Quinn started to scratch his nose either in nervousness or -more likely Burke thought- frustration as his cheeks turned slightly pink and he stared at his diary.
“Ok, the witness?”
“Nervous wreck boss, understandably,” DS McKay piped up, his voice a couple of octaves lower, doubtless from another night spent sinking a few. His eyes were heavily hooded under a mass of wrinkled bare scalp. “Seemed a harmless enough laddie, works as an accountant in Canonmills, walks through the park every morning to get there. He spotted it on Friday morning as you know and only checked it yesterday out of misguided curiosity.”
“Could have been worse though,” snorted DC Campbell from the other side of the table. “Could have been a kid that found it. Should be strung up, the bastards that did it.”
So Campbell was back too.
“Possibly,” McKay carried on as Campbell folded his arms and shook his head in over hammed moral outrage. “Anyway getting back to the facts boss, he really didn’t have anything useful to add.”
He then told them about the latest addition to their case load. A couple of them already knew. News travelled fast in the station. Murder still carried some currency despite the public perception of the crime levels sky rocketing in the city.
He put this out there and left it hanging, gauging their different reactions, letting them run with it.
Some thought nothing of it. “Coincidence” McKay said. “Sometimes you just get a rash of these things.”
“It’s a revenge killing boss,” Campbell announced. “You know yourself, these flats are full of immigrants, Eastern Europeans. One of theirs gets popped or in this case carved up and they decide to take matters into their own hands. It’s like the wild west down there.”
DC Jones snorted and shook her head.
“What?” Campbell asked.
“Been reading a bit too much Daily Mail again?”

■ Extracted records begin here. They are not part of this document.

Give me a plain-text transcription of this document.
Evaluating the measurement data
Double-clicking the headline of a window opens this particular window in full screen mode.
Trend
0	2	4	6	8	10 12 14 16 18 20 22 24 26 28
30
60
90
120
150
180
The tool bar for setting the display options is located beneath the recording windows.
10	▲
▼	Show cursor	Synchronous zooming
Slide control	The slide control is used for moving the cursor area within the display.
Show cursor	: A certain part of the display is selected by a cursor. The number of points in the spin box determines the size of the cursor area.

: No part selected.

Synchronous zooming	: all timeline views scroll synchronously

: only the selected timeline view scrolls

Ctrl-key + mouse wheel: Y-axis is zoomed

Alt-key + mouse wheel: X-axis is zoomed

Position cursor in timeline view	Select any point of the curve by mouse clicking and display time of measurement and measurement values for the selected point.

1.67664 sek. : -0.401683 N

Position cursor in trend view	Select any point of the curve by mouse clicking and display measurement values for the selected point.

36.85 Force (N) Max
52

“I’m only telling it like it is down there
. It’s all very well you telling me what I can and can’t say just cos you’ve done a degree in under water basket weaving for lesbians but this is a murder investigation.” Campbell replied, folding his arms and staring at the table in an instant sulk.
“Ok, that’s the theory from the far right,” Burke interjected in an effort to dissolve the tension and get the discussion back on topic. “Any of you lily livered lefties want to throw something into the mix?”

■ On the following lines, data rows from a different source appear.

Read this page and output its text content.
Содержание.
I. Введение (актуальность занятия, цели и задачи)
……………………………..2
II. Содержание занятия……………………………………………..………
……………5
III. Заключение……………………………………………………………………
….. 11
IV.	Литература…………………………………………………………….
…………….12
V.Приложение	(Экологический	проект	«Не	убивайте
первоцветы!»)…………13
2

They didn’t. McKay and Quinn looked particularly puzzled. More fool him to put them on the spot.
“In which case I vote we proceed as normal and treat these as two separate investigations and as mine is the casting vote, well, you get the picture. That said, as DC Campbell is so intent on chasing up his crack pipe theory…” He timed this so they would laugh. “I’ll indulge him in it for the rest of the morning. He can find out anything he can about garrottes and try to avoid going down the line of the Spanish Inquisition, much as I know he’d love it to be a Catholic conspiracy.” They laughed again at this and even Campbell grudgingly smiled, though Quinn and McKay still looked confused.

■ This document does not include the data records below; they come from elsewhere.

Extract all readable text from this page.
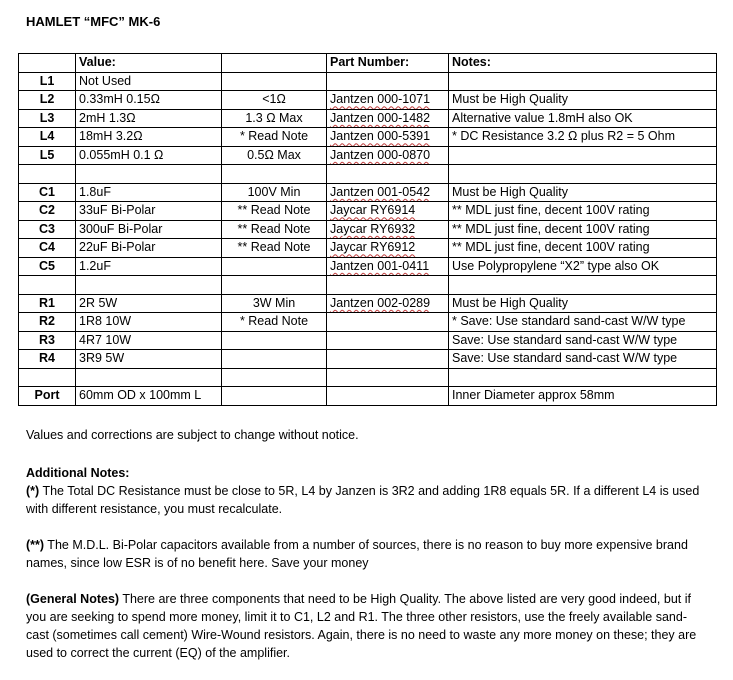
HAMLET “MFC” MK-6
	Value:		Part Number:	Notes:
L1	Not Used			
L2	0.33mH 0.15Ω	<1Ω	Jantzen 000-1071	Must be High Quality
L3	2mH 1.3Ω	1.3 Ω Max	Jantzen 000-1482	Alternative value 1.8mH also OK
L4	18mH 3.2Ω	* Read Note	Jantzen 000-5391	* DC Resistance 3.2 Ω plus R2 = 5 Ohm
L5	0.055mH 0.1 Ω	0.5Ω Max	Jantzen 000-0870	

C1	1.8uF	100V Min	Jantzen 001-0542	Must be High Quality
C2	33uF Bi-Polar	** Read Note	Jaycar RY6914	** MDL just fine, decent 100V rating
C3	300uF Bi-Polar	** Read Note	Jaycar RY6932	** MDL just fine, decent 100V rating
C4	22uF Bi-Polar	** Read Note	Jaycar RY6912	** MDL just fine, decent 100V rating
C5	1.2uF		Jantzen 001-0411	Use Polypropylene “X2” type also OK

R1	2R 5W	3W Min	Jantzen 002-0289	Must be High Quality
R2	1R8 10W	* Read Note		* Save: Use standard sand-cast W/W type
R3	4R7 10W			Save: Use standard sand-cast W/W type
R4	3R9 5W			Save: Use standard sand-cast W/W type

Port	60mm OD x 100mm L			Inner Diameter approx 58mm
Values and corrections are subject to change without notice.
Additional Notes:

(*) The Total DC Resistance must be close to 5R, L4 by Janzen is 3R2 and adding 1R8 equals 5R. If a different L4 is used with different resistance, you must recalculate.

(**) The M.D.L. Bi-Polar capacitors available from a number of sources, there is no reason to buy more expensive brand names, since low ESR is of no benefit here. Save your money

(General Notes) There are three components that need to be High Quality. The above listed are very good indeed, but if you are seeking to spend more money, limit it to C1, L2 and R1. The three other resistors, use the freely available sand-cast (sometimes call cement) Wire-Wound resistors. Again, there is no need to waste any more money on these; they are used to correct the current (EQ) of the amplifier.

“Any other business? Well, back to the grindstone I guess.”
3
As the fourth generation to take the reins at the family firm, an old Etonian and recipient of The Law Award for Legal Personality of the Year 1992, Rupert James Farquhar the third always felt he knew a thing or two about duty. Responsibility for one’s position, the good name of the family and the firm was a heavy burden but one he and his forefathers had borne stoically through two world wars, a depression and a slow but steady erosion of the older better ways. Time was one knew one’s place in the world and accepted it with the good grace God or whoever ran the bigger picture intended.
But times were changing. His son for instance did not inhabit the same world much less share the same values or even the traditional family Christian name.